Venant d’un arrière-plan impératif, vous pouvez vous attendre initialement à ce que random ait un type comme celui-ci:

random :: () -> Integer

Mais cela a déjà été exclu parce que le hasard ne peut pas être une fonction pure.

Considérons l'idée d'une valeur. Une valeur est une chose immuable. Cela ne change jamais et toutes les observations que vous pouvez faire à ce sujet sont cohérentes pour tous les temps.

Clairement, aléatoire ne peut pas produire une valeur Integer. Au lieu de cela, il produit une variable aléatoire Integer. Son type pourrait ressembler à ceci:

random :: () -> Random Integer

Sauf que passer un argument est totalement inutile, les fonctions sont pures, donc l'une random ()vaut l'autre random (). Je vais donner au hasard, à partir de maintenant, ce type:

random :: Random Integer

Ce qui est très bien, mais pas très utile. Vous pouvez vous attendre à pouvoir écrire des expressions comme random + 42, mais vous ne pouvez pas le faire, car cela ne vérifiera pas le texte. Vous ne pouvez rien faire avec des variables aléatoires pour le moment.

Cela soulève une question intéressante. Quelles fonctions devraient exister pour manipuler des variables aléatoires?

Cette fonction ne peut pas exister:

bad :: Random a -> a

de toute façon utile, car alors vous pourriez écrire:

badRandom :: Integer
badRandom = bad random

Ce qui introduit une incohérence. badRandom est censé être une valeur, mais c'est aussi un nombre aléatoire; une contradiction.

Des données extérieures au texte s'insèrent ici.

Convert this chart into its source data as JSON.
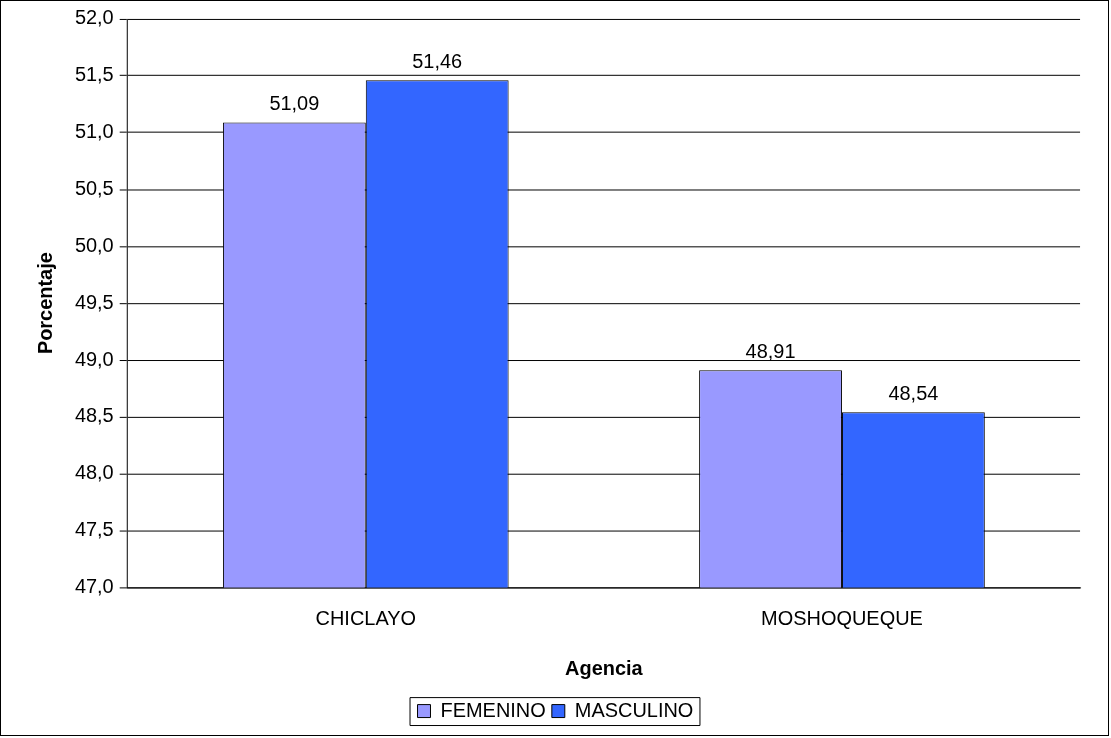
{
  "chart_data": {
    "type": "bar",
    "xlabel": "Agencia",
    "ylabel": "Porcentaje",
    "categories": [
      "CHICLAYO",
      "MOSHOQUEQUE"
    ],
    "series": [
      {
        "name": "FEMENINO",
        "color": "#9999ff",
        "values": [
          51.09,
          48.91
        ],
        "value_labels": [
          "51,09",
          "48,91"
        ]
      },
      {
        "name": "MASCULINO",
        "color": "#3366ff",
        "values": [
          51.46,
          48.54
        ],
        "value_labels": [
          "51,46",
          "48,54"
        ]
      }
    ],
    "ylim": [
      47,
      52
    ],
    "yticks": [
      {
        "value": 47,
        "label": "47,0"
      },
      {
        "value": 47.5,
        "label": "47,5"
      },
      {
        "value": 48,
        "label": "48,0"
      },
      {
        "value": 48.5,
        "label": "48,5"
      },
      {
        "value": 49,
        "label": "49,0"
      },
      {
        "value": 49.5,
        "label": "49,5"
      },
      {
        "value": 50,
        "label": "50,0"
      },
      {
        "value": 50.5,
        "label": "50,5"
      },
      {
        "value": 51,
        "label": "51,0"
      },
      {
        "value": 51.5,
        "label": "51,5"
      },
      {
        "value": 52,
        "label": "52,0"
      }
    ],
    "grid": "y",
    "legend": "bottom"
  }
}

Peut-être devrions-nous ajouter cette fonction:

randomAdd :: Integer -> Random Integer -> Random Integer

Mais ceci n’est qu’un cas particulier d’un modèle plus général. Vous devriez pouvoir appliquer n'importe quelle fonction à une chose aléatoire afin d'obtenir d'autres choses aléatoires comme ceci:

randomMap :: (a -> b) -> Random a -> Random b

Au lieu d'écrire random + 42, nous pouvons maintenant écrire randomMap (+42) random.

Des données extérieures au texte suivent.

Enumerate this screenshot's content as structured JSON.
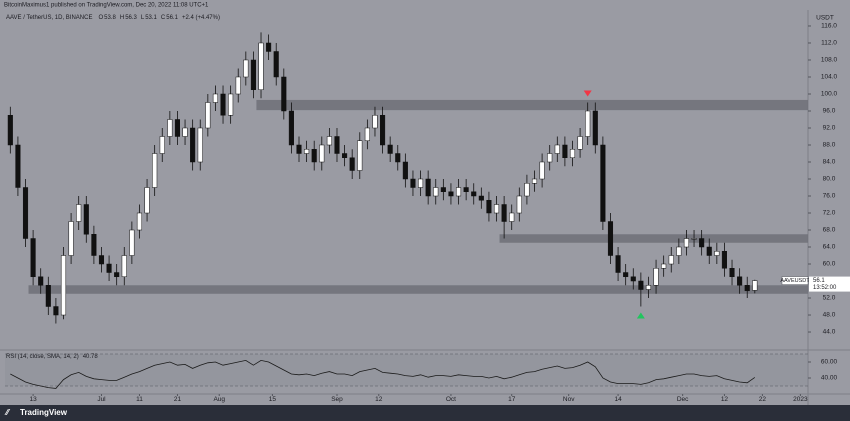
{
  "header": {
    "publisher": "BitcoinMaximus1 published on TradingView.com, Dec 20, 2022 11:08 UTC+1",
    "brand": "TradingView"
  },
  "chart_data": [
    {
      "type": "candlestick",
      "title": "AAVE / TetherUS, 1D, BINANCE",
      "legend_labels": [
        "O",
        "H",
        "L",
        "C"
      ],
      "change": "+2.4 (+4.47%)",
      "currency": "USDT",
      "symbol": "AAVEUSDT",
      "countdown": "13:52:00",
      "up_color": "#ffffff",
      "down_color": "#111111",
      "zone_color": "#6e7078",
      "open": [
        95,
        88,
        78,
        66,
        57,
        55,
        50,
        48,
        62,
        70,
        74,
        67,
        62,
        60,
        58,
        57,
        62,
        68,
        72,
        78,
        86,
        90,
        94,
        90,
        92,
        84,
        92,
        98,
        100,
        95,
        100,
        104,
        108,
        101,
        112,
        110,
        104,
        96,
        88,
        86,
        87,
        84,
        88,
        90,
        86,
        85,
        82,
        89,
        92,
        95,
        88,
        86,
        84,
        80,
        78,
        80,
        76,
        78,
        77,
        76,
        78,
        77,
        76,
        75,
        72,
        74,
        70,
        72,
        76,
        79,
        80,
        84,
        86,
        88,
        85,
        87,
        90,
        96,
        88,
        70,
        62,
        58,
        57,
        56,
        54,
        55,
        59,
        60,
        62,
        64,
        66,
        66,
        64,
        62,
        63,
        59,
        57,
        55,
        53.8
      ],
      "high": [
        97,
        90,
        80,
        68,
        59,
        57,
        52,
        64,
        72,
        76,
        76,
        69,
        64,
        62,
        60,
        64,
        70,
        74,
        80,
        88,
        92,
        96,
        96,
        94,
        94,
        94,
        100,
        102,
        102,
        102,
        106,
        110,
        110,
        114.5,
        114,
        112,
        106,
        98,
        90,
        89,
        89,
        90,
        92,
        92,
        88,
        87,
        91,
        94,
        97,
        97,
        90,
        88,
        86,
        82,
        82,
        82,
        80,
        80,
        79,
        80,
        80,
        79,
        78,
        77,
        76,
        76,
        74,
        78,
        81,
        82,
        86,
        88,
        90,
        90,
        89,
        92,
        98,
        98,
        90,
        72,
        64,
        60,
        59,
        58,
        57,
        61,
        62,
        64,
        66,
        68,
        68,
        68,
        66,
        65,
        65,
        61,
        59,
        57,
        56.3
      ],
      "low": [
        86,
        76,
        64,
        55,
        53,
        48,
        46,
        47,
        60,
        68,
        65,
        60,
        58,
        56,
        55,
        55,
        60,
        66,
        70,
        76,
        84,
        88,
        88,
        88,
        82,
        82,
        90,
        96,
        93,
        93,
        98,
        102,
        99,
        99,
        108,
        102,
        94,
        86,
        84,
        84,
        82,
        82,
        86,
        84,
        83,
        80,
        80,
        87,
        90,
        86,
        84,
        82,
        78,
        76,
        76,
        74,
        74,
        75,
        74,
        74,
        75,
        74,
        73,
        70,
        70,
        66,
        68,
        70,
        74,
        77,
        78,
        82,
        84,
        83,
        83,
        85,
        88,
        86,
        68,
        60,
        56,
        55,
        54,
        50,
        52,
        53,
        57,
        58,
        60,
        62,
        64,
        62,
        60,
        60,
        57,
        55,
        53,
        52,
        53.1
      ],
      "close": [
        88,
        78,
        66,
        57,
        55,
        50,
        48,
        62,
        70,
        74,
        67,
        62,
        60,
        58,
        57,
        62,
        68,
        72,
        78,
        86,
        90,
        94,
        90,
        92,
        84,
        92,
        98,
        100,
        95,
        100,
        104,
        108,
        101,
        112,
        110,
        104,
        96,
        88,
        86,
        87,
        84,
        88,
        90,
        86,
        85,
        82,
        89,
        92,
        95,
        88,
        86,
        84,
        80,
        78,
        80,
        76,
        78,
        77,
        76,
        78,
        77,
        76,
        75,
        72,
        74,
        70,
        72,
        76,
        79,
        80,
        84,
        86,
        88,
        85,
        87,
        90,
        96,
        88,
        70,
        62,
        58,
        57,
        56,
        54,
        55,
        59,
        60,
        62,
        64,
        66,
        66,
        64,
        62,
        63,
        59,
        57,
        55,
        53.7,
        56.1
      ],
      "zones": [
        {
          "start": 33,
          "low": 96.2,
          "high": 98.6
        },
        {
          "start": 65,
          "low": 65,
          "high": 67
        },
        {
          "start": 3,
          "low": 53,
          "high": 55
        }
      ],
      "signals": [
        {
          "index": 76,
          "direction": "down",
          "color": "#f23645"
        },
        {
          "index": 83,
          "direction": "up",
          "color": "#22c55e"
        }
      ],
      "xlim": [
        -0.7,
        105
      ],
      "xticks": [
        {
          "value": 3,
          "label": "13"
        },
        {
          "value": 12,
          "label": "Jul"
        },
        {
          "value": 17,
          "label": "11"
        },
        {
          "value": 22,
          "label": "21"
        },
        {
          "value": 27.5,
          "label": "Aug"
        },
        {
          "value": 34.5,
          "label": "15"
        },
        {
          "value": 43,
          "label": "Sep"
        },
        {
          "value": 48.5,
          "label": "12"
        },
        {
          "value": 58,
          "label": "Oct"
        },
        {
          "value": 66,
          "label": "17"
        },
        {
          "value": 73.5,
          "label": "Nov"
        },
        {
          "value": 80,
          "label": "14"
        },
        {
          "value": 88.5,
          "label": "Dec"
        },
        {
          "value": 94,
          "label": "12"
        },
        {
          "value": 99,
          "label": "22"
        },
        {
          "value": 104,
          "label": "2023"
        }
      ],
      "ylim": [
        40.24,
        119.76
      ],
      "yticks": [
        {
          "value": 44,
          "label": "44.0"
        },
        {
          "value": 48,
          "label": "48.0"
        },
        {
          "value": 52,
          "label": "52.0"
        },
        {
          "value": 56,
          "label": "56.0"
        },
        {
          "value": 60,
          "label": "60.0"
        },
        {
          "value": 64,
          "label": "64.0"
        },
        {
          "value": 68,
          "label": "68.0"
        },
        {
          "value": 72,
          "label": "72.0"
        },
        {
          "value": 76,
          "label": "76.0"
        },
        {
          "value": 80,
          "label": "80.0"
        },
        {
          "value": 84,
          "label": "84.0"
        },
        {
          "value": 88,
          "label": "88.0"
        },
        {
          "value": 92,
          "label": "92.0"
        },
        {
          "value": 96,
          "label": "96.0"
        },
        {
          "value": 100,
          "label": "100.0"
        },
        {
          "value": 104,
          "label": "104.0"
        },
        {
          "value": 108,
          "label": "108.0"
        },
        {
          "value": 112,
          "label": "112.0"
        },
        {
          "value": 116,
          "label": "116.0"
        }
      ]
    },
    {
      "type": "line",
      "title": "RSI (14, close, SMA, 14, 2)",
      "color": "#1a1a1a",
      "band_color": "#8a8c94",
      "values": [
        45,
        40,
        35,
        32,
        30,
        28,
        27,
        38,
        44,
        47,
        42,
        39,
        38,
        37,
        37,
        41,
        45,
        48,
        52,
        56,
        58,
        60,
        56,
        57,
        52,
        56,
        59,
        60,
        56,
        58,
        60,
        62,
        56,
        62,
        60,
        55,
        50,
        45,
        44,
        45,
        43,
        46,
        48,
        45,
        45,
        43,
        48,
        50,
        52,
        47,
        46,
        45,
        43,
        42,
        44,
        41,
        43,
        43,
        42,
        44,
        43,
        42,
        42,
        40,
        42,
        39,
        41,
        44,
        47,
        48,
        51,
        53,
        55,
        52,
        53,
        56,
        60,
        54,
        40,
        35,
        33,
        33,
        33,
        32,
        34,
        38,
        39,
        41,
        43,
        45,
        45,
        43,
        42,
        43,
        39,
        37,
        35,
        34,
        40.78
      ],
      "bands": [
        30,
        70
      ],
      "xlim": [
        -0.7,
        105
      ],
      "ylim": [
        22.5,
        72.5
      ],
      "yticks": [
        {
          "value": 40,
          "label": "40.00"
        },
        {
          "value": 60,
          "label": "60.00"
        }
      ]
    }
  ]
}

Si vous n'aviez que randomMap, vous ne pourriez pas combiner des variables aléatoires ensemble. Vous ne pouvez pas écrire cette fonction par exemple:

randomCombine :: Random a -> Random b -> Random (a, b)

Vous pourriez essayer de l'écrire comme ceci:

randomCombine a b = randomMap (\a' -> randomMap (\b' -> (a', b')) b) a

Mais c'est du mauvais type. Au lieu de finir avec un Random (a, b), on se retrouve avec unRandom (Random (a, b))

Cela peut être corrigé en ajoutant une autre fonction:

randomJoin :: Random (Random a) -> Random a

Mais, pour des raisons qui pourraient éventuellement devenir claires, je ne le ferai pas. Au lieu de cela, je vais ajouter ceci:

randomBind :: Random a -> (a -> Random b) -> Random b

Il n'est pas immédiatement évident que cela résout le problème, mais cela le fait:

randomCombine a b = randomBind a (\a' -> randomMap (\b' -> (a', b')) b)

En fait, il est possible d'écrire randomBind en termes randomJoin et randomMap. Il est également possible d'écrire randomJoin en termes de randomBind. Mais, je vais laisser faire cela comme un exercice.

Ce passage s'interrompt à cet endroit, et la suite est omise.